Delhi Institute of Pharmaceutical Sciences and Research, India

Title: Transdermal patches based on solid lipid nanoparticles of Metformin: Novel approach for drug delivery of Type 2 diabetes

Biography

Navneet Sharma has completed his B. Pharma at the age of 22 years from Gautama Buddha Technical University, Lucknow, UP and his M. Pharma from JSS College of Pharmacy, JSS University, Mysore, Karnatka and Post graduate diploma in Drug regulatory affairs from Jamia Hamdard New Delhi.
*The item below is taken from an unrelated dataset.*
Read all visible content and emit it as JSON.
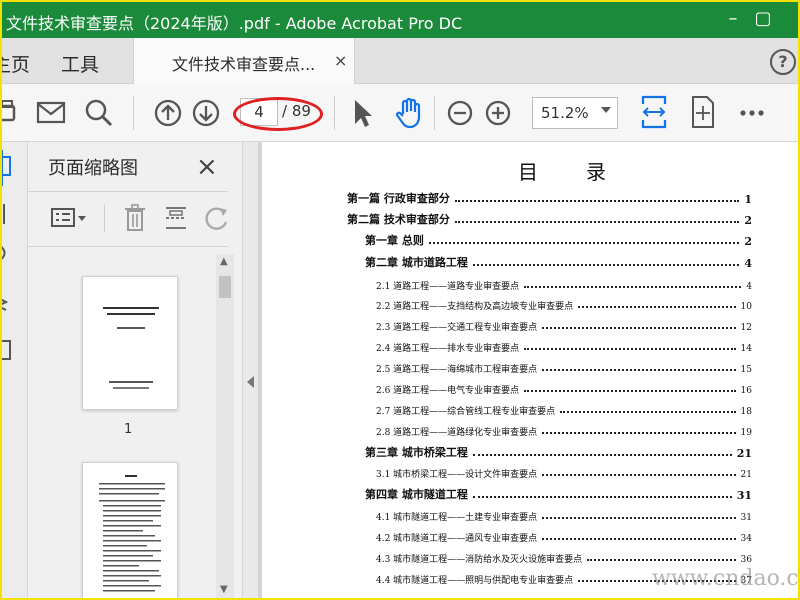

He has published and presented several papers in reputed journals and conferences. Currently he is doing his research as a research fellow from Institute of Nuclear Medicine and Allied Science DRDO, New Delhi, india.

Abstract

Worldwide prevalence of type 2 diabetes is increasing with alarming proportions. Metformin is the first-line oral antidiabetic drug of choice for the treatment of type 2 diabetes.The objectives of the present study were to develop Metformin solid lipid nanoparticles (M-SLN) and incorporate it in the transdermal patches. M-SLN was evaluated for Particle size, Zeta potential, Surface morphology by scanning electron microscopy (SEM), Transmission electron microscopy (TEM) and In vitro- In vivo release studies. Patches were evaluated by Ex-vivo skin permeation studies. M-SLN was prepared by solvent diffusion technique using propylene glycol (solvent), polymethacrylic acid (polymer) and Soya lecithin (lipid base). After doing the evaluation of the above mentioned pharmaceutical parameters, M-SLN was loaded in Methocel K100M transdermal patches. Ex-vivo skin permeation studies were conducted on male Wistar rat’s skin using Franz-type diffusion Cells. The particle size of M-SLN varied among the formulation due to variation in the composition of formulations. Zeta potential of best formulation was found to be +27mV. SEM and TEM indicates discrete spherical structure without aggregation. Drug content was found to be 1.45mg/patch. The ex-vivo permeation studies indicate that the high cumulative amount of drug is permeated from M-SLNs. Our study proves the successful delivery of M-SLN from transdermal patch, and Histopathological studies confirmed that the M-SLN transdermal patch only provoked an acceptable modest inflammatory response. These results support the feasibility of developing transdermal metformin for human applications. Thus, transdermal delivery of M-SLN is a safe, painless and cost effective drug delivery system for diabetes patients.